By Stuart Rothenberg
If only Canadian-born Michigan Gov. Jennifer Granholm (D) had been born in the United States, many state and national political commentators said a couple of years ago, she might well have become the Democratic nominee for vice president in 2008 or the party’s White House candidate in 2012.
More than a few observers cited Granholm alongside California Gov. Arnold Schwarzenegger (R) as poster children for a constitutional amendment that would allow naturalized American citizens the right to hold the presidency.
Granholm eventually may regain her status as a star of the Democratic Party. But right now, she is more concerned with her political survival in November.

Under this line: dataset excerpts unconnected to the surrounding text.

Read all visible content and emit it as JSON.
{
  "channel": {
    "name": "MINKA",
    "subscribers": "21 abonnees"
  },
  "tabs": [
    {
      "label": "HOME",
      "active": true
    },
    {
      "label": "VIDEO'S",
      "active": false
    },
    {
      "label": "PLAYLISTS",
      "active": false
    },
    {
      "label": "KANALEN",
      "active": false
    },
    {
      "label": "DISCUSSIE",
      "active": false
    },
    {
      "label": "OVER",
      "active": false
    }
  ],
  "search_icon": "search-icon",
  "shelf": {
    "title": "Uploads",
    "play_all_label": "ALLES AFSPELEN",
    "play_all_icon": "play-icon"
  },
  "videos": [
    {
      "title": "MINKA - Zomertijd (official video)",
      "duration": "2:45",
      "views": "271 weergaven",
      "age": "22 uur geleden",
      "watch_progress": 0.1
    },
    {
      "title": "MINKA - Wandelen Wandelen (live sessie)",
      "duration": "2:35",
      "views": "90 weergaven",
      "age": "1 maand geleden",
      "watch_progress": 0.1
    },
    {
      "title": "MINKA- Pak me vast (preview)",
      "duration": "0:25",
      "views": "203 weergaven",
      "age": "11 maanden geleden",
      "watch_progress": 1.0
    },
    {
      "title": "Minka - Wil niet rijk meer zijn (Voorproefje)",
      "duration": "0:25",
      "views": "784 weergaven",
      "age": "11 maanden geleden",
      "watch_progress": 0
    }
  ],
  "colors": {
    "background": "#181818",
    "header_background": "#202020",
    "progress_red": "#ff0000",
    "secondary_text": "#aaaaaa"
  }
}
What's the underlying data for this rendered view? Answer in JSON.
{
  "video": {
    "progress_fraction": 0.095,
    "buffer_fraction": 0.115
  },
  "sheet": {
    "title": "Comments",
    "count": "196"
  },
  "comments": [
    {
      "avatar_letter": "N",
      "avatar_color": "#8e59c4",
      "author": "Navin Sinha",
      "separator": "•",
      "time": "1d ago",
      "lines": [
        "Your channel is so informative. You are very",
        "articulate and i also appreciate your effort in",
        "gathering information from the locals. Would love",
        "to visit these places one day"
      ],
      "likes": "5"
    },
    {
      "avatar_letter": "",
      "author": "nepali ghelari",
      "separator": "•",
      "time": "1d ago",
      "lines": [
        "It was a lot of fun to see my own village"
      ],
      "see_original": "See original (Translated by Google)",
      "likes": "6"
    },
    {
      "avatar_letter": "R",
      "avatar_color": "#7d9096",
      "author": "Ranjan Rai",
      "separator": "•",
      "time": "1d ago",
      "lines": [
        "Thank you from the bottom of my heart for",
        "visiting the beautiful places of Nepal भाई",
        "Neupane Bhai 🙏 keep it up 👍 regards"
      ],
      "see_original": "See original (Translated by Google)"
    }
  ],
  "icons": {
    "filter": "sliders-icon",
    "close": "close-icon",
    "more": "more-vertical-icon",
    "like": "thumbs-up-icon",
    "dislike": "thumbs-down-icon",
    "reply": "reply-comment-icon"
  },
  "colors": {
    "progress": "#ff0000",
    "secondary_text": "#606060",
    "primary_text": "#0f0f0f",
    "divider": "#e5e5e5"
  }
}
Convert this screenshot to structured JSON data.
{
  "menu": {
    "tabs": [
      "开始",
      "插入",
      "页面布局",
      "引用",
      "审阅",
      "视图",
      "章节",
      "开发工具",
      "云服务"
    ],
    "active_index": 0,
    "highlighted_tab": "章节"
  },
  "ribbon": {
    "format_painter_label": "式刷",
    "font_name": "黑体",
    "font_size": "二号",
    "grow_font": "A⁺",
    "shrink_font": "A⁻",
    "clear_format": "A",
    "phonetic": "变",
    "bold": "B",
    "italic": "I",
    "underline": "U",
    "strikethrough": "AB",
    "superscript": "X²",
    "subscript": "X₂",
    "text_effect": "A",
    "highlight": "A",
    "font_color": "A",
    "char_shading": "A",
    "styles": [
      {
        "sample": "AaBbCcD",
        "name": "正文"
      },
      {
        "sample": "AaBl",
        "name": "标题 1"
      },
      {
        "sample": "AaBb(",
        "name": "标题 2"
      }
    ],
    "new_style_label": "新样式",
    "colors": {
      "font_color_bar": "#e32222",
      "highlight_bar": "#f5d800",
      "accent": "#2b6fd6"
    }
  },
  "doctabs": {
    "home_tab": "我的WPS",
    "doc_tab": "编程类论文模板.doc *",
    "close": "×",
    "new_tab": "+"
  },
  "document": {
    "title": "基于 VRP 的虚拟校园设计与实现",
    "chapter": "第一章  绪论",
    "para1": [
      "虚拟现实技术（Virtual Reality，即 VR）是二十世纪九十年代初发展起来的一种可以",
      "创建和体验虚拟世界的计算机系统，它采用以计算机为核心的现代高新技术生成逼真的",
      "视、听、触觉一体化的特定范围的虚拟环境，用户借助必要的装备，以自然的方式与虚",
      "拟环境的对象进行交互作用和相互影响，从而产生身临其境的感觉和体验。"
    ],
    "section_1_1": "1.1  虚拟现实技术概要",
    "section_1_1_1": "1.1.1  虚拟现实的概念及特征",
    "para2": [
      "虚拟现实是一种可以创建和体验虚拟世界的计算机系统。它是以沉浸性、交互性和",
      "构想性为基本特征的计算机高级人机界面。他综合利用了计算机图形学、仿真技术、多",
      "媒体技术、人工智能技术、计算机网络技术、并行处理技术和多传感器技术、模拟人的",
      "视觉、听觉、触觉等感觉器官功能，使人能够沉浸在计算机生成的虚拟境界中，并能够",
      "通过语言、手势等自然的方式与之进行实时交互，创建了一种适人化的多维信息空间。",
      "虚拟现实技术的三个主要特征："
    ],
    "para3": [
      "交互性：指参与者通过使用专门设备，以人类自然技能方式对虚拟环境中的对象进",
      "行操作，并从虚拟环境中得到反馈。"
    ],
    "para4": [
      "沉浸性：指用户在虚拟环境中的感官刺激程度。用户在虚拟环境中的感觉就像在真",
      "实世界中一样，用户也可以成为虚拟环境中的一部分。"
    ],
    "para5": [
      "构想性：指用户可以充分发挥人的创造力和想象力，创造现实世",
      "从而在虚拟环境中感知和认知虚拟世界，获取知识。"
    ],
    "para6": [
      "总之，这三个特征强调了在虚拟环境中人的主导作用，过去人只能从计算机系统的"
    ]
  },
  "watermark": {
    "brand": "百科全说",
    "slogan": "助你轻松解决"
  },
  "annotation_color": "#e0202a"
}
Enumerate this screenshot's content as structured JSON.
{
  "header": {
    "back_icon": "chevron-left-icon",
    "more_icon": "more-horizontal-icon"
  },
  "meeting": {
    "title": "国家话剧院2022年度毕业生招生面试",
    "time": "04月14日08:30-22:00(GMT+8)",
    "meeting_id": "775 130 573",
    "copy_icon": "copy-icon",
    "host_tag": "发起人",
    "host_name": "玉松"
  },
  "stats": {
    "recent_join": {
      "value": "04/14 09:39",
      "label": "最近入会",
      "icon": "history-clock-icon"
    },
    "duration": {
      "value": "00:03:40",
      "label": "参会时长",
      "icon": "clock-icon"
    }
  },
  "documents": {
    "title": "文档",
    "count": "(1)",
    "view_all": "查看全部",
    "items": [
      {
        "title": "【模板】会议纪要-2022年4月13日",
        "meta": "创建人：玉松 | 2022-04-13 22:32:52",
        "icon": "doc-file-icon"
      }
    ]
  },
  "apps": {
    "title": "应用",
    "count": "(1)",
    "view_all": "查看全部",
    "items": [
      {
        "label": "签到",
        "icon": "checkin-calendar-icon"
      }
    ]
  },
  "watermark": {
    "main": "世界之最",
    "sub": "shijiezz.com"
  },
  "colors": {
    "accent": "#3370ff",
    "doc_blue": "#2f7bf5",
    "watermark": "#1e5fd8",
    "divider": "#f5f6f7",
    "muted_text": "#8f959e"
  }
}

Granholm, the only sitting governor in the nation to be a contestant on “The Dating Game,” faces a formidable challenge from wealthy Republican businessman Dick DeVos, whose father was a co-founder of Amway and whose wife previously chaired the state Republican Party.
An early June EPIC/MRA survey of 600 likely voters conducted for the Detroit News and WXYZ-TV showed the extent of the governor’s problems.
Granholm’s job approval in the poll stood at 40 percent, while 59 percent said they disapproved of her performance. Not surprisingly given those numbers, only 30 percent of respondents said they would vote to re-elect her, while 33 percent said they would vote to replace her.
DeVos held a 48 percent to 40 percent lead over Granholm in the poll, with almost one in five Democrats selecting DeVos over the governor. Ominously, independents preferred DeVos over Granholm 46 percent to 30 percent.
Not everyone believes DeVos’ lead is that large. Some private polling suggests the race is closer, though it confirms that the Republican has the edge and that Granholm has serious electoral problems across the board.
Everyone agrees that Granholm’s greatest problem, and potential downfall, is the state’s economy. The American automobile industry’s illness has become acute, and it has spread to companies that survive off the auto sector.
“I’ve never seen an issue pop as consistently and to the exclusion of other issues as the economy in Michigan,” one veteran insider told me recently. “It has been building for two years.”
DeVos went up on television with paid advertising in March, with help from his own checkbook, and he has been on the air ever since. And he is likely to continue the air assault all the way to November, without a major break.
Democrats who know the state and are watching the race closely blame Granholm for spending too much time “listening” and for not being nearly aggressive enough in dealing with the state’s economic problems.
One Democratic political veteran, who says DeVos “isn’t a great candidate,” admiringly adds that the Republican has performed well in his own ads and that he has successfully “presented himself as someone who understands [the state’s economic problems] and is going to do something.” Voters want action, and they see DeVos as someone who will act.
Of course, Democrats have yet to launch an all-out assault on the GOP candidate, and Republicans already say they know what will be coming. They predict that Granholm will attack DeVos for allegedly “outsourcing” U.S. jobs and therefore for being part of the state’s problem, not its solution.
Granholm already has tried to blame President Bush for the state’s economic condition, and she is sure to return to that argument. But she is also likely to emphasize her proposals to deal with creating more jobs in the state.
Republicans are expecting a strong counterattack. As one DeVos ally joked, “We’d be happy to have the election next week.”
But Republicans have to feel that they are fortunate to be in the position that they are, with a one-time star of the Democratic Party now scrambling to survive past November.
Given the state’s fundamental partisan alignment, Granholm surely has the ability to recover and re-establish herself as the frontrunner in the race. But for now, it’s up to the governor to attack DeVos, and he has the resources to answer her attacks and launch new ones of his own.
Finally, Granholm’s problems should serve as a warning to those in the media who become enamored with a new political face and immediately turn that person into a political icon. Officeholders must prove themselves every day, and true political stardom, if there is such a thing, takes years to develop.